National News

Drone sightings sparking increasing concern locally

Posted January 17, 2018 1:26 p.m. EST

TAMPA -- Shortly before Christmas, Hillsborough County Sheriff's pilot Jason Doyle was flying a department helicopter over east Hillsborough when he saw the lights of a drone.

It was about 800 feet below him and a half-mile away, and quite bright, said Doyle, who said the drone was being operated safely.

But not all such local encounters have been so benign.

At least 20 times between January and September last year, aircraft taking off or landing at area airports reported seeing drones, Federal Aviation Administration records show. The sightings sparked more than a dozen requests to local law enforcement to seek out the operators, including one incident where a sheriff's helicopter shadowed a drone flying near Tampa International Airport for a short distance.

By comparison, there were nine such incidents reported in 2015.

Doyle said the drone he saw wasn't near an airport. The ones encountered by pilots while taking off and landing represent a far greater danger, he said.

Doyle pointed to a study released by the FAA in November that said drones colliding with large manned aircraft can cause more structural damage than birds of the same weight. Unlike the soft mass and tissue of birds, drones are typically made of much harder materials.

With 13 pilots reporting drone sightings, TIA had the most such encounters locally, according to the FAA records, which go through last September. St. Pete-Clearwater International Airport had four, Sarasota International Airport had two and Bartow had one.

The first in the area happened Jan. 8, when the pilot of a Hawker Beechcraft B400, a small twin engine jet, saw a yellow quadcopter while traveling southbound at 4,000 feet about six miles west of TIA. The Pinellas County Sheriff's office was notified.

Five days later, an Airbus A320 passenger jet was landing at TIA when pilots reported seeing a drone flying about 4,300 feet over the Howard Frankland Bridge. At first, the pilot thought it was a group of balloons but as he got closer he said it was definitely a drone, flying off his left side less than a mile away.

On Feb, 23, an HSCO helicopter spotted a drone flying about four miles northwest of TIA. The pilot followed the drone until he found the operator and reported the incident to the tower.

Because of the increase in the number of drones flying, including those found on or near TIA, the Hillsborough County Aviation Authority in September issued new guidelines for operating them.

There were no specific incidents that sparked the new rules, said airport spokeswoman Emily Nipps. "But this is a growing issue and more and more people are flying drones, so we wanted to get out ahead of it," she said.

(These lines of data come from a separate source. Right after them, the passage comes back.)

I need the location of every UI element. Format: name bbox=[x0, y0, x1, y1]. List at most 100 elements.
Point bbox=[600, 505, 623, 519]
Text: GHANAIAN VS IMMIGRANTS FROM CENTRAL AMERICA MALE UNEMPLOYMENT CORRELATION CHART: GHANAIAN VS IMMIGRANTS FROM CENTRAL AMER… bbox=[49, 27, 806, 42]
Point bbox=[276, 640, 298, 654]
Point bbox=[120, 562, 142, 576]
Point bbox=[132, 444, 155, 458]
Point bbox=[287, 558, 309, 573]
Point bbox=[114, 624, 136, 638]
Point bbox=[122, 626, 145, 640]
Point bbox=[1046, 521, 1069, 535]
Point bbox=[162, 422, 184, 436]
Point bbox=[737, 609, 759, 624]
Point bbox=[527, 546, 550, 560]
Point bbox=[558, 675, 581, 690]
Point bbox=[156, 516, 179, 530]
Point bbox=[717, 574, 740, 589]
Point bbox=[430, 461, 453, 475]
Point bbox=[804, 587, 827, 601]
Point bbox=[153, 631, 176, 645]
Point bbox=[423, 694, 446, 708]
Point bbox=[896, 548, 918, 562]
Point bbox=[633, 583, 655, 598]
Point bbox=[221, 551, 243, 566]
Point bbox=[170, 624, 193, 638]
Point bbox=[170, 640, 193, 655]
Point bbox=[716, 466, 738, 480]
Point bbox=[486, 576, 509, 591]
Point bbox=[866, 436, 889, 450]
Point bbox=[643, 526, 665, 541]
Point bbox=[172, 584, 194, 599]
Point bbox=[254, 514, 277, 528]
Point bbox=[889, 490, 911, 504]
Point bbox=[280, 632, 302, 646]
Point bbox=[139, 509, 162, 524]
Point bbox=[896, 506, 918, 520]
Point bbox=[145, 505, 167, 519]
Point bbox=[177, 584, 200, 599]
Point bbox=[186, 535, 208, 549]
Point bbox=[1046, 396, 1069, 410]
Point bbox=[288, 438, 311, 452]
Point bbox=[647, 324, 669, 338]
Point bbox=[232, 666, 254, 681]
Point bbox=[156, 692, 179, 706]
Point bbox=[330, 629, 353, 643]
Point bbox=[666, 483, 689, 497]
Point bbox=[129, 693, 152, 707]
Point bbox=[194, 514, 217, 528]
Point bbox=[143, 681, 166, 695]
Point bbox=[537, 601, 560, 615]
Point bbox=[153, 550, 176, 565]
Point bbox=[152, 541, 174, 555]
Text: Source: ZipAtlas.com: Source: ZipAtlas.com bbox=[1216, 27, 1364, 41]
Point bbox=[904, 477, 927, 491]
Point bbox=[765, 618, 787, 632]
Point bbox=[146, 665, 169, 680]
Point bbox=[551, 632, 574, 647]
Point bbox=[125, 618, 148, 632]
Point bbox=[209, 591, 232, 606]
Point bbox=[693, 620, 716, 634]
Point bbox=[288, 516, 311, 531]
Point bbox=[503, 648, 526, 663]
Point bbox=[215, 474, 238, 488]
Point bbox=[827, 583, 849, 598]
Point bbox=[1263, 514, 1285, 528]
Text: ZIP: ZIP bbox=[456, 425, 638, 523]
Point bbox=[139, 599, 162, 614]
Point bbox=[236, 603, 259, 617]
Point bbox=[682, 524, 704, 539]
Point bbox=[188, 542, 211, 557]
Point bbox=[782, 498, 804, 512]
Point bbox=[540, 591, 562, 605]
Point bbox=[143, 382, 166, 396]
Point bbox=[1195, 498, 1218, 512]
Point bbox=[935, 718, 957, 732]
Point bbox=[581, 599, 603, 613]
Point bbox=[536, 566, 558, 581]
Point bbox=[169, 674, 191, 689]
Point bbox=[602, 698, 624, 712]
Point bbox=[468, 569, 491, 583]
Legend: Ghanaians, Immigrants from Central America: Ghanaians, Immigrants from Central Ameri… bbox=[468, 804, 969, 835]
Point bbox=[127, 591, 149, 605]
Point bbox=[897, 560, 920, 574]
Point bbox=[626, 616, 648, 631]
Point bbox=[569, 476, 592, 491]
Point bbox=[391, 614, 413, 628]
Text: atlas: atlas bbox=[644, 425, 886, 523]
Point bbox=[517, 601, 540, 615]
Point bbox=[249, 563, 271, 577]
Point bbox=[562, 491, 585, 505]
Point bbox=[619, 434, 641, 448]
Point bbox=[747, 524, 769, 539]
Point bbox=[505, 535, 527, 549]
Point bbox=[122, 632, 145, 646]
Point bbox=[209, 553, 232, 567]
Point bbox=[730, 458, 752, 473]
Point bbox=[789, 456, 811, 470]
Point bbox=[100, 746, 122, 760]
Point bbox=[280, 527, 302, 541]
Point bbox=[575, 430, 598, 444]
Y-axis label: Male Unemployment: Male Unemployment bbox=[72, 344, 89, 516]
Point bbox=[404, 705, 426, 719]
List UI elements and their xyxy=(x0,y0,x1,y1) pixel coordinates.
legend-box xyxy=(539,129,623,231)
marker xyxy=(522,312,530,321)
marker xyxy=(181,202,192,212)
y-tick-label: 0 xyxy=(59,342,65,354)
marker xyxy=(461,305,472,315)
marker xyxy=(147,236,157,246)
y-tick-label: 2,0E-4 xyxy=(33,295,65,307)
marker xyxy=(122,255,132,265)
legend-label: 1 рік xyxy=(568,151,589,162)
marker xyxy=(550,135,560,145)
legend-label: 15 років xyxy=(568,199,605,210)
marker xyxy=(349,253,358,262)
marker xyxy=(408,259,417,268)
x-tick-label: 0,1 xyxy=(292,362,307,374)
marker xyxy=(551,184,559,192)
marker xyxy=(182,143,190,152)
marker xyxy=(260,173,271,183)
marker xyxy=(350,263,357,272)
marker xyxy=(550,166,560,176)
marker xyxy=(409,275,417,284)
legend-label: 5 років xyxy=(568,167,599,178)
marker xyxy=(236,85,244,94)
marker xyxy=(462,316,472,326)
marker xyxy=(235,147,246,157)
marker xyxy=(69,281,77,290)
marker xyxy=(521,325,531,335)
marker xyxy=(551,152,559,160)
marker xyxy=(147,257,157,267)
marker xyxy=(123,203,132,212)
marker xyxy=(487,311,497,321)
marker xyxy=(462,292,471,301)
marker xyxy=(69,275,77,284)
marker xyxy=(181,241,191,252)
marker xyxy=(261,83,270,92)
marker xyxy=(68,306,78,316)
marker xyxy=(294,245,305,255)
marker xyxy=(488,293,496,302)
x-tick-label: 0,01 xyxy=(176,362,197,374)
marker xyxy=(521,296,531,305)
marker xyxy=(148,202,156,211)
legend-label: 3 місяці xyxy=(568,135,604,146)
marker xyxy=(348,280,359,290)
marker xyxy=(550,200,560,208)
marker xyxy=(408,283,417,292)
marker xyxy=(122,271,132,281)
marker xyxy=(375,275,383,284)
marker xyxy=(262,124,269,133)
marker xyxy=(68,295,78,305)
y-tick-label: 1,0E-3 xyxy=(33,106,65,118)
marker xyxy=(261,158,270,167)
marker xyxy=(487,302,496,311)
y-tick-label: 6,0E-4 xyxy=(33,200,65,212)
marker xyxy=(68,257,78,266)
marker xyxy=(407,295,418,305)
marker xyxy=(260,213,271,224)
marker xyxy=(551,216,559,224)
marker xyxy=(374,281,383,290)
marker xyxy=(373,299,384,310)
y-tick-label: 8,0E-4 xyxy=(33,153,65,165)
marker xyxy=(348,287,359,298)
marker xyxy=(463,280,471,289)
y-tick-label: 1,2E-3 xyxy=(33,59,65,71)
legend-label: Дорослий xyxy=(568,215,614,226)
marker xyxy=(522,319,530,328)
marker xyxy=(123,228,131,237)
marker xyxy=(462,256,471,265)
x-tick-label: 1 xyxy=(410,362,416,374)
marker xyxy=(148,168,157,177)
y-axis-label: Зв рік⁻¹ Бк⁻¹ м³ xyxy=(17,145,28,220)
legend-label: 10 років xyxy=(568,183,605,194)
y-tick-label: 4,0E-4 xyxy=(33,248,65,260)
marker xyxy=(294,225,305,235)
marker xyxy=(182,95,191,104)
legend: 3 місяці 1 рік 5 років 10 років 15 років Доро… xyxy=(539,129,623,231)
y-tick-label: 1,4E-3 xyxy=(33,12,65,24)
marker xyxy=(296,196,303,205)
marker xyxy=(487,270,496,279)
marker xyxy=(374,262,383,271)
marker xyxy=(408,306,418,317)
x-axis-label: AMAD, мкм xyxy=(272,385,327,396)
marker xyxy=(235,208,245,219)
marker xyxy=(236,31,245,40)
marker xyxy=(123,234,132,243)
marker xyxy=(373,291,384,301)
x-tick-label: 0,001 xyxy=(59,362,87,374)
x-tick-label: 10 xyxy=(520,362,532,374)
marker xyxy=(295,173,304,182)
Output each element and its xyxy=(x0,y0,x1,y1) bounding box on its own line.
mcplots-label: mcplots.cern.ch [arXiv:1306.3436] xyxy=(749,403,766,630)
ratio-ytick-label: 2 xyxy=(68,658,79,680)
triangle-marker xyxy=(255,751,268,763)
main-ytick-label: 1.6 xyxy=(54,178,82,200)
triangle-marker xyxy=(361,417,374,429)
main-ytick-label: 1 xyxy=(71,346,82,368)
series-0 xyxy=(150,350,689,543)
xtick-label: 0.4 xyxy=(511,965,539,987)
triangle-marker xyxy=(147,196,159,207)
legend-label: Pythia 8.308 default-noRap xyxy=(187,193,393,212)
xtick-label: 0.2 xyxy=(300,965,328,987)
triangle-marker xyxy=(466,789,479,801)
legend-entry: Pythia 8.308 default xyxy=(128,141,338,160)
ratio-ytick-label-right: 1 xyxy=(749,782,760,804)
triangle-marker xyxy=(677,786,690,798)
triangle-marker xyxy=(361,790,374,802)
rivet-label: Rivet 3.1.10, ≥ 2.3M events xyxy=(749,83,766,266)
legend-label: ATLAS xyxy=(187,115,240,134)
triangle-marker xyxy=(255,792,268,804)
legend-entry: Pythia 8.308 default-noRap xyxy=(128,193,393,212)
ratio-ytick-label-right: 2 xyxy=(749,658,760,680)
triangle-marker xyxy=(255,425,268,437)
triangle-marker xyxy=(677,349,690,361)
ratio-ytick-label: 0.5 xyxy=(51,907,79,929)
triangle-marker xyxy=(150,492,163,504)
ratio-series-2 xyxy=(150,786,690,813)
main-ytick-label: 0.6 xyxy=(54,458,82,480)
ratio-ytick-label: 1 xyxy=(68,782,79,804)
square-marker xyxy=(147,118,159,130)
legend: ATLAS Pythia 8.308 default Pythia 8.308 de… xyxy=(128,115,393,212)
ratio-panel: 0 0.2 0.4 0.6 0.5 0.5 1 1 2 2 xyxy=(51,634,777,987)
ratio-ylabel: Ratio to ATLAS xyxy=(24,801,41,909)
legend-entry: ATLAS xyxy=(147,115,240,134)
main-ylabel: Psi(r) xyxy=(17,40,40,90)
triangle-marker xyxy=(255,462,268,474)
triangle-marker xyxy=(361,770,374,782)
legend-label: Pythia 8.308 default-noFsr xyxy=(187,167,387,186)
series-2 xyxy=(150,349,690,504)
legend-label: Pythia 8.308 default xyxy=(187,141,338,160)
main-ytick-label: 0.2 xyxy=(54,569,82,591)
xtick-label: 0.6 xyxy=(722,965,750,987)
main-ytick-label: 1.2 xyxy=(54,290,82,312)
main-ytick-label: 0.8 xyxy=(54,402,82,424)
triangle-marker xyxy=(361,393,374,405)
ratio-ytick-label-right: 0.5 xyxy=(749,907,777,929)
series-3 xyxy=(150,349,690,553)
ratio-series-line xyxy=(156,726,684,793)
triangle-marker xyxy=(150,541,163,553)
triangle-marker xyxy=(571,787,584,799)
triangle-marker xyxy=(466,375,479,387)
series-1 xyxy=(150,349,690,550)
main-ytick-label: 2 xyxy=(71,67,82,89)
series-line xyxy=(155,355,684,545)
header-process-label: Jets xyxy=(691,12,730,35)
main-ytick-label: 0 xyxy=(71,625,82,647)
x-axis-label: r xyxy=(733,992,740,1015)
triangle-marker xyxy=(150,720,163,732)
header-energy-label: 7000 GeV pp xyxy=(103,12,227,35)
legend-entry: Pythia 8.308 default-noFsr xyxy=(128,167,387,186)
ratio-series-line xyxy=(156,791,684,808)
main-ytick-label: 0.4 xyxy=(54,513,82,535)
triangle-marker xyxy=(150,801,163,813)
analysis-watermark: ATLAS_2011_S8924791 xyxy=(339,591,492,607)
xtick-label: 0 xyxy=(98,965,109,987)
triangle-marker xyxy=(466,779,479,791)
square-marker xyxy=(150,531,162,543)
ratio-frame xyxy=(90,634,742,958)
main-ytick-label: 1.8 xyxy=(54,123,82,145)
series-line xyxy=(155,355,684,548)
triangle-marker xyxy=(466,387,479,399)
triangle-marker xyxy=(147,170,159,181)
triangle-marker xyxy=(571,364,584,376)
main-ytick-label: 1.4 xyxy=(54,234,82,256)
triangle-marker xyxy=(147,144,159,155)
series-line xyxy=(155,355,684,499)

The new rules include no flights within five miles of any of the county's five airports without first contacting FAA Air Traffic Control and the Aviation Authority. For more information and to see restriction zones, go to

The authority will hold another meeting at the airport in May to go over the restrictions and get community input, Nipps said.

The Consumer Technology Association estimated 3.4 million drones were sold during this year's holiday shopping season. Not surprisingly, drone sightings from pilots, citizens and law enforcement have increased dramatically in recent years, according to the FAA, which says it now receives more than 100 such reports each month.

"The agency wants to send out a clear message that operating drones around airplanes, helicopters and airports is dangerous and illegal," according to the FAA web page. "Unauthorized operators may be subject to stiff fines and criminal charges, including possible jail time."

Law enforcement, including the FBI in one instance, was called out more than a dozen times last year to contact the operators of drones flying near area airports, according to FAA records.

Doyle, the sheriff's office pilot, said that officers contact the operators not to arrest them, but to inform them of the rules.

"We haven't arrested anyone," Doyle said. "We prefer to educate the operators."

Despite the risks, a report released this week by the Unmanned Aircraft Safety Team Drone Sightings Working Group found that only a small percentage of drone reports pose a safety risk, while the vast majority are simply sightings.

"There is general consensus that some of the sightings are potentially high risk and need to be mitigated, but the majority of sightings are not necessarily high risk," the report said

Tampa drone specialist Randy Goers, who hosts The Drone Radio Show podcast, looked at the FAA data for local airports and noted it only takes one collision to create a disaster.

"It shows that there still needs to be education for consumers," he said. "As the industry continues to grow, drone operators are going to have to follow the rules or force the government to come down harder."